The diversity-based approach to open-domain text summarization

  • Authors:
  • Tadashi Nomoto;Yuji Matsumoto

  • Affiliations:
  • National Institute of Japanese Literature, 1-16-10 Yutaka Shinagawa, Tokyo 142-8585, Japan;Nara Institute of Science and Technology, 8916-5 Takayama Ikoma, Nara 630-0129, Japan

  • Venue:
  • Information Processing and Management: an International Journal
  • Year:
  • 2003

Quantified Score

Hi-index 0.00

Visualization

Abstract

The paper introduces a novel approach to unsupervised text summarization, which in principle should work for any domain or genre. The novelty lies in exploiting the diversity of concepts in text for summarization, which has not received much attention in the summarization literature. We propose, in addition, what we call the information-centric approach to evaluation, where the quality of summaries is judged not in terms of how well they match human-created summaries but in terms of how well they represent their source documents in IR tasks such document retrieval and text categorization.
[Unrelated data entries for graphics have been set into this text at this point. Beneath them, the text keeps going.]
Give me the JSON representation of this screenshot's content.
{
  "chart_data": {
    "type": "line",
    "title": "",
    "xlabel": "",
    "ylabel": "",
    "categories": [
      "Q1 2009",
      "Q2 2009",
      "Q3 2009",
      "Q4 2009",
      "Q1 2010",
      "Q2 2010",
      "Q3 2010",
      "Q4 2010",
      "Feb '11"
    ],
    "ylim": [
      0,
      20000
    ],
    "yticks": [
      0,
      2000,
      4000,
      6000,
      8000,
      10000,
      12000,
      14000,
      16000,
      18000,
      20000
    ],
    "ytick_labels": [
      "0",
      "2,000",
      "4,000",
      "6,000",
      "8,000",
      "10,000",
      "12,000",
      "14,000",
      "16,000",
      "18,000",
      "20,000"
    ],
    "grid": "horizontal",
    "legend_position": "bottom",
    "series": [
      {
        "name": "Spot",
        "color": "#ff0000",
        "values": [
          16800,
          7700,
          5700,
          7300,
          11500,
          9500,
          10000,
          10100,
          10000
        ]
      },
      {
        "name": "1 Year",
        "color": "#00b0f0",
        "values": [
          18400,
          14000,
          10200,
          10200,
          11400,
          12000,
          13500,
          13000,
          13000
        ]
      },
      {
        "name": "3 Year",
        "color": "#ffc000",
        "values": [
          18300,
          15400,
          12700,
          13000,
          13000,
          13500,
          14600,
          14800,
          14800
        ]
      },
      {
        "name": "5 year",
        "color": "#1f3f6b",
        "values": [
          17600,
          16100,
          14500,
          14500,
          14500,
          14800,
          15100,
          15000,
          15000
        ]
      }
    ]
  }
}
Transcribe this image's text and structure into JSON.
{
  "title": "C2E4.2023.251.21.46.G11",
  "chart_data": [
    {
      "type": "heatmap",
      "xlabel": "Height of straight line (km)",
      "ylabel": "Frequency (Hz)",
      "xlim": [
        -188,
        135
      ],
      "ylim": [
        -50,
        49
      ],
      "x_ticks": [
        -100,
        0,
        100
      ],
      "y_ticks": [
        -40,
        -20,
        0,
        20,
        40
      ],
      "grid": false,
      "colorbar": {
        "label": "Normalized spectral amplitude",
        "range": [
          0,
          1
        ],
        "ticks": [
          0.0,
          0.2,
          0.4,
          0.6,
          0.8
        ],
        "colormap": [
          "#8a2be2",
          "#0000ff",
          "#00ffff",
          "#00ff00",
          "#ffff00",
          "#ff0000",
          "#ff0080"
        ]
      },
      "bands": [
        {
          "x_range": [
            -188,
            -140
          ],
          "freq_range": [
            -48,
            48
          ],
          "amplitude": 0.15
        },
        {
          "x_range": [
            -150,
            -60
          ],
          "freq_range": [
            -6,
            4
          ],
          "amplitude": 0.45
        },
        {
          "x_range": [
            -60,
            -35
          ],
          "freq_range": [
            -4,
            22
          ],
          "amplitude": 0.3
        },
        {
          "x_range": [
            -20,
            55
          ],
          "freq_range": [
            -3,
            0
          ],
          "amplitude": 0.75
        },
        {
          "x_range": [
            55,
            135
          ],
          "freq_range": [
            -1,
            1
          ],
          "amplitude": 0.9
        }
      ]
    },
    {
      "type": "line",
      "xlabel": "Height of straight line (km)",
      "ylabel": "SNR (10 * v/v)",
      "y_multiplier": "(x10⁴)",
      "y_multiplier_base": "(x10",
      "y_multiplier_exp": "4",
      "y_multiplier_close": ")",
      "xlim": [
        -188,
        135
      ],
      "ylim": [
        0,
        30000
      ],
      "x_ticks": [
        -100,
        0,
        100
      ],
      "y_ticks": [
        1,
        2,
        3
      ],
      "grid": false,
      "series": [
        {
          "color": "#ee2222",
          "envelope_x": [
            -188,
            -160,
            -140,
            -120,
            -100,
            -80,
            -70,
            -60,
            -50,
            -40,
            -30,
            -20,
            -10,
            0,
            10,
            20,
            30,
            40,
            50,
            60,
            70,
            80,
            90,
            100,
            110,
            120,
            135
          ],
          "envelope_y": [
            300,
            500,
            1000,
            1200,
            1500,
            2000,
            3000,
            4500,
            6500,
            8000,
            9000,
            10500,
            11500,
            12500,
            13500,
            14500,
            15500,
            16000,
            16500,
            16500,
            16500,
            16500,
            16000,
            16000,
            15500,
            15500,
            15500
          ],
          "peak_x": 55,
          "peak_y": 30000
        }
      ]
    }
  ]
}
To find the effectiveness of our approach under the proposed evaluation scheme, we set out to examine how a system with the diversity functionality performs against one without, using the test data known as BMIR-J2. The results demonstrate a clear superiority of the diversity-based approach to a non-diversity-based approach.The paper also addresses the question of how closely the diversity approach models human judgments on summarization. We have created a relatively large volume of data annotated for relevance to summarization by human subjects. We have trained a decision tree-based summarizer using the data, and examined how the diversity method compares with the supervised method in performance when tested on the data. It was found that the diversity approach performs as well as and in some cases superior to the supervised method.